Con los rizos bien marcados, la barbilla alta, y el paso firme, Navío entró el primer día de trabajo a la oficina. Siguió haciéndolo así durante muchos meses, demostrando con ello una tenacidad de la que nadie la hubiera creído capaz. Ni el uniforme dos tallas por debajo de lo que hubiera necesitado que le proporcionó su jefe, asegurándole que ella era el mejor escaparte del negocio; ni la identificación que rezaba Navío Fernández Smith al completo, flanqueado por dos dibujos de sirenas, y que debía llevar prendida al pecho, minaron su determinación. La pobre aguantó con entereza los comentarios que los clientes tenían a bien hacer y que, como en todos los negocios, oscilaban siempre entre lo petardo, lo absurdo y lo maleducado. Algunos le preguntaban si era su nombre artístico, otros la miraban con cara de pena y cuchicheaban entre sí que su madre debía haber visto muchas películas. Una vez un anciano, que en su día fue profesor de Historia, le palmeó la mano, mientras le decía con sonrisa de sátiro: “ya me hubiera gustado a mí ser Colón y que tú fueras mi Niña, niña”.

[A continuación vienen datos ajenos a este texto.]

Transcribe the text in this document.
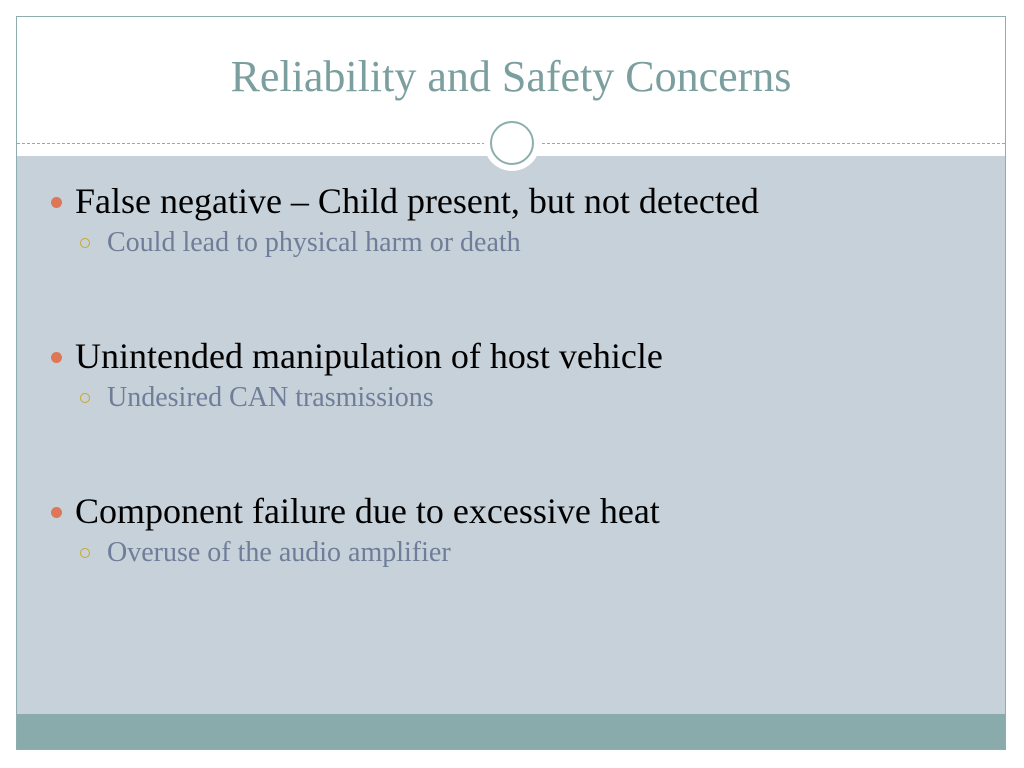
Reliability and Safety Concerns
False negative – Child present, but not detected
Could lead to physical harm or death
Unintended manipulation of host vehicle
Undesired CAN trasmissions
Component failure due to excessive heat
Overuse of the audio amplifier
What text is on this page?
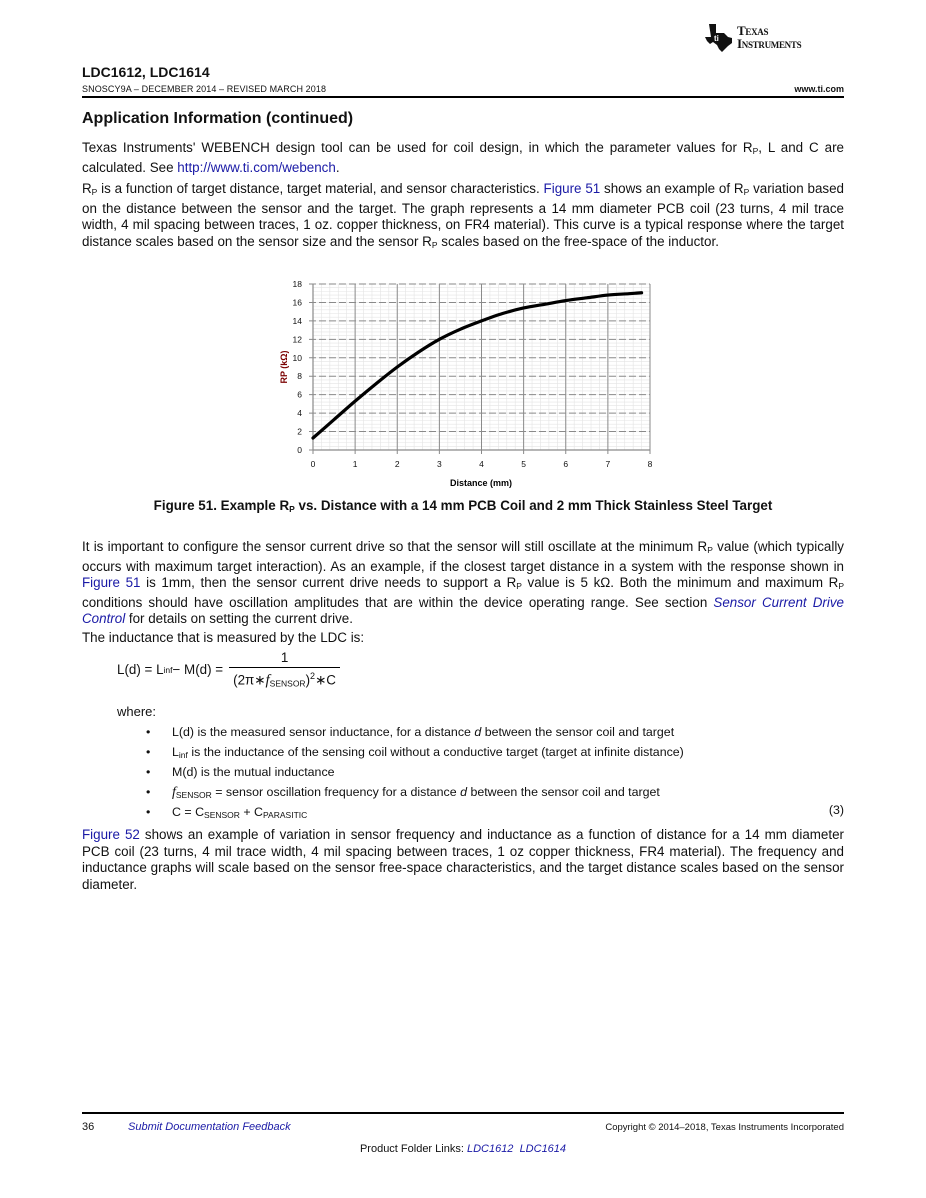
ti
Texas
Instruments
LDC1612, LDC1614
SNOSCY9A – DECEMBER 2014 – REVISED MARCH 2018	www.ti.com
Application Information (continued)
Texas Instruments' WEBENCH design tool can be used for coil design, in which the parameter values for $R_P$, L and C are calculated. See http://www.ti.com/webench.
$R_P$ is a function of target distance, target material, and sensor characteristics. Figure 51 shows an example of $R_P$ variation based on the distance between the sensor and the target. The graph represents a 14 mm diameter PCB coil (23 turns, 4 mil trace width, 4 mil spacing between traces, 1 oz. copper thickness, on FR4 material). This curve is a typical response where the target distance scales based on the sensor size and the sensor $R_P$ scales based on the free-space of the inductor.
0	1	2	3	4	5	6	7	8
0
2
4
6
8
10
12
14
16
18
Distance (mm)
RP (kΩ)
Figure 51. Example $R_P$ vs. Distance with a 14 mm PCB Coil and 2 mm Thick Stainless Steel Target
It is important to configure the sensor current drive so that the sensor will still oscillate at the minimum $R_P$ value (which typically occurs with maximum target interaction). As an example, if the closest target distance in a system with the response shown in Figure 51 is 1mm, then the sensor current drive needs to support a $R_P$ value is 5 kΩ. Both the minimum and maximum $R_P$ conditions should have oscillation amplitudes that are within the device operating range. See section Sensor Current Drive Control for details on setting the current drive.
The inductance that is measured by the LDC is:
L(d) = L inf − $M(d) = \frac{1}{(2\pi∗f_{SENSOR})^2∗C}$
where:
• L(d) is the measured sensor inductance, for a distance d between the sensor coil and target
• $L_{inf}$ is the inductance of the sensing coil without a conductive target (target at infinite distance)
• M(d) is the mutual inductance
• $f_{SENSOR}$ = sensor oscillation frequency for a distance d between the sensor coil and target
• $C = C_{SENSOR} + C_{PARASITIC}$	(3)
Figure 52 shows an example of variation in sensor frequency and inductance as a function of distance for a 14 mm diameter PCB coil (23 turns, 4 mil trace width, 4 mil spacing between traces, 1 oz copper thickness, FR4 material). The frequency and inductance graphs will scale based on the sensor free-space characteristics, and the target distance scales based on the sensor diameter.
36	Submit Documentation Feedback	Copyright © 2014–2018, Texas Instruments Incorporated
Product Folder Links: LDC1612 LDC1614
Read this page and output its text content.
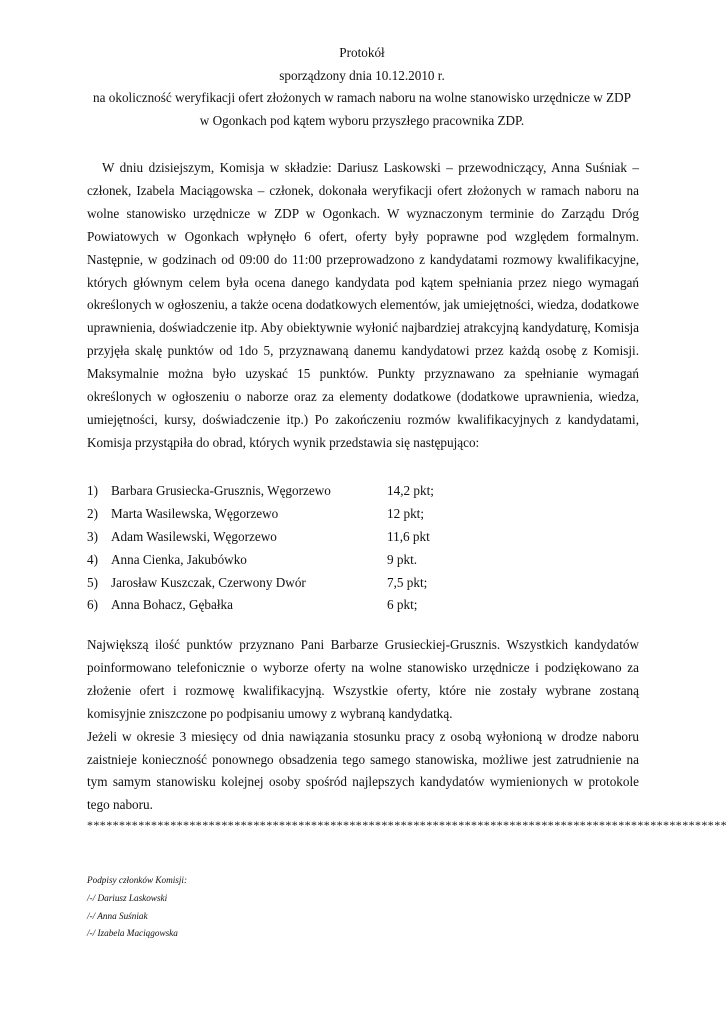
Protokół
sporządzony dnia 10.12.2010 r.
na okoliczność weryfikacji ofert złożonych w ramach naboru na wolne stanowisko urzędnicze w ZDP
w Ogonkach pod kątem wyboru przyszłego pracownika ZDP.
W dniu dzisiejszym, Komisja w składzie: Dariusz Laskowski – przewodniczący, Anna Suśniak – członek, Izabela Maciągowska – członek, dokonała weryfikacji ofert złożonych w ramach naboru na wolne stanowisko urzędnicze w ZDP w Ogonkach. W wyznaczonym terminie do Zarządu Dróg Powiatowych w Ogonkach wpłynęło 6 ofert, oferty były poprawne pod względem formalnym. Następnie, w godzinach od 09:00 do 11:00 przeprowadzono z kandydatami rozmowy kwalifikacyjne, których głównym celem była ocena danego kandydata pod kątem spełniania przez niego wymagań określonych w ogłoszeniu, a także ocena dodatkowych elementów, jak umiejętności, wiedza, dodatkowe uprawnienia, doświadczenie itp. Aby obiektywnie wyłonić najbardziej atrakcyjną kandydaturę, Komisja przyjęła skalę punktów od 1do 5, przyznawaną danemu kandydatowi przez każdą osobę z Komisji. Maksymalnie można było uzyskać 15 punktów. Punkty przyznawano za spełnianie wymagań określonych w ogłoszeniu o naborze oraz za elementy dodatkowe (dodatkowe uprawnienia, wiedza, umiejętności, kursy, doświadczenie itp.) Po zakończeniu rozmów kwalifikacyjnych z kandydatami, Komisja przystąpiła do obrad, których wynik przedstawia się następująco:
1) Barbara Grusiecka-Grusznis, Węgorzewo	14,2 pkt;
2) Marta Wasilewska, Węgorzewo	12 pkt;
3) Adam Wasilewski, Węgorzewo	11,6 pkt
4) Anna Cienka, Jakubówko	9 pkt.
5) Jarosław Kuszczak, Czerwony Dwór	7,5 pkt;
6) Anna Bohacz, Gębałka	6 pkt;
Największą ilość punktów przyznano Pani Barbarze Grusieckiej-Grusznis. Wszystkich kandydatów poinformowano telefonicznie o wyborze oferty na wolne stanowisko urzędnicze i podziękowano za złożenie ofert i rozmowę kwalifikacyjną. Wszystkie oferty, które nie zostały wybrane zostaną komisyjnie zniszczone po podpisaniu umowy z wybraną kandydatką.
Jeżeli w okresie 3 miesięcy od dnia nawiązania stosunku pracy z osobą wyłonioną w drodze naboru zaistnieje konieczność ponownego obsadzenia tego samego stanowiska, możliwe jest zatrudnienie na tym samym stanowisku kolejnej osoby spośród najlepszych kandydatów wymienionych w protokole tego naboru.
****************************************************************************************************
Podpisy członków Komisji:
/-/ Dariusz Laskowski
/-/ Anna Suśniak
/-/ Izabela Maciągowska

Todo esto lo soportó Navío con sonrisa profident, hasta un lunes especialmente triste en el que el cielo nubloso, la amenaza de lluvia y sus rizos encrespados se pusieron de acuerdo para tocarle las narices. A media mañana, la puerta de la agencia se abrió y una barriga con forma de señor calvo entró y se sentó frente a su mesa. De una sola ojeada, escrutó la tarjeta con el nombre de Navío y todo el pecho que la enmarcaba, y sin levantar la vista de ambos rebuznó: “montado en un barco como tú, sí que daba yo la vuelta al mundo”. Aún no había puesto el punto final a su frase, cuando Navío echó mano de su bolso, y le cruzó la cara con todo su contenido: una edición compilatoria en pasta dura de las obras de Jane Austen. Mil doscientas treinta páginas encuadernadas en símil de piel le dejaron claro al buen señor que su piropo no había sido tan ingenioso como pretendía.
Y así, Navío Fernández Smith abandonó, literariamente, el barco.
Continuará…
(*) Esta es la segunda entrega de Historia de Navío, cuyas primeras desventuras podéis leer aquí. Si aún no lo habéis hecho, ¡hacedlo!…, estoy tomando nota.
Bali Rosenqvist
Ains, pobrecita Nao. ¡Ni aun viviendo en la era moderna se libró del corsé! 😀
Lady Hachi
Aunque sea una antiheroína moderna tenía que sufrir su cuota de adversidades, jajaja.
Nuria
Juaa, toma porrazo genial! Muy divertido, Navío es una heroína total 😀
El pobre padre, no sólo de Mortadelos se puede vivir! La iba a matar con esa anemia literaria!
Qué pena, me gustaba su trabajo en la agencia, aunque la tuviesen de jarrón-sirena. ¿Qué hará ahora Navío?
😀
Lady Hachi
Navegar Nuria, navegar…, a mejores puertos 😀 jajaja. No, en serio, a ver si le doy un buen final a esta pobre chica. Gracias por leer sus desventuras!